「この眼に映る世界は、自らの内面を映し出したものである」とよく言われる。
心理学で「投影の法則」と呼ばれるものであったり、
あるいは「自分の周りの人は、自分を映し出す鏡」と言われたりもする。
その前提に立つのなら、自分の眼に映る人たちの魅力や才能は、全て自らの写し鏡であると言える。
その才能や魅力を理解できない者には、それは眼に映らないからだ。
それに憧れるのも、嫉妬してしまうのも実は同じ反応で、自らの中にある光が反応しているだけなのだ。
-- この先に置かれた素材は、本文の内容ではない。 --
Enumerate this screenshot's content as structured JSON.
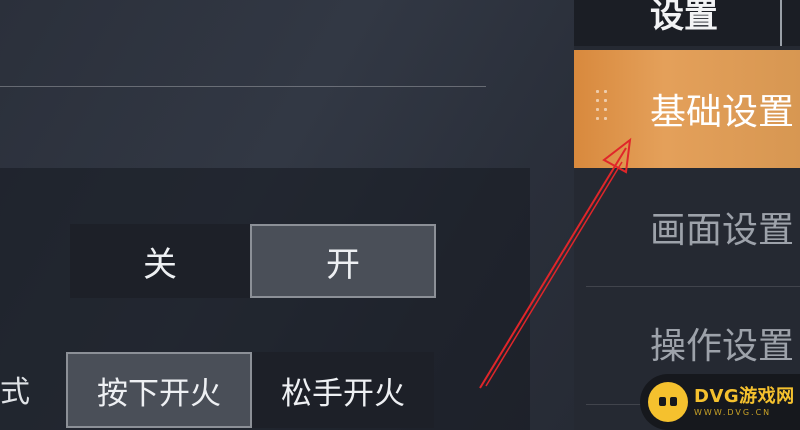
{
  "sidebar": {
    "header_title": "设置",
    "tabs": [
      {
        "label": "基础设置",
        "active": true
      },
      {
        "label": "画面设置",
        "active": false
      },
      {
        "label": "操作设置",
        "active": false
      }
    ]
  },
  "settings": {
    "toggle_row": {
      "options": [
        "关",
        "开"
      ],
      "selected": "开"
    },
    "fire_mode_row": {
      "label": "式",
      "options": [
        "按下开火",
        "松手开火"
      ],
      "selected": "按下开火"
    }
  },
  "watermark": {
    "name": "DVG游戏网",
    "url": "WWW.DVG.CN"
  },
  "colors": {
    "accent": "#e09a50",
    "annotation_arrow": "#e0262a",
    "logo": "#f5c12e"
  }
}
仮に昔の人がiPhoneのようなスマートフォンを見たとしても、何に使うのか、その魅力は何なのか、きっと分からないだろう。
それが何であるか、知らないからだ。
同じように、何かに対して美点や魅力、才能を感じることができるのならば、それは全て自分の中に必ず、ある。
風に揺れる花に美しさを感じるとしたら、美しいのはそれを感じる心の内面なのだ。
何かの音楽に惹かれるのであれば、その音楽のエッセンスや魅力が自らの心の内にある。
誰かのスピーチが心に残って止まないのであれば、きっと周りの人に深い感銘を与えることのできる才能がある。
それは否定しようが受け取り拒否しようが、どうしようもない真実。
相手の短所や欠点よりも、長所や才能を見ようという「美点凝視」ということもよく言われるが、それはめぐりめぐって自分の美点を凝視することに他ならないからかもしれない。
そう考えると、今日は誰に、何に魅力を感じるか、自分に問いかけながら一日を過ごすのも楽しい。
それは全て、自らの魅力の投影なのだから。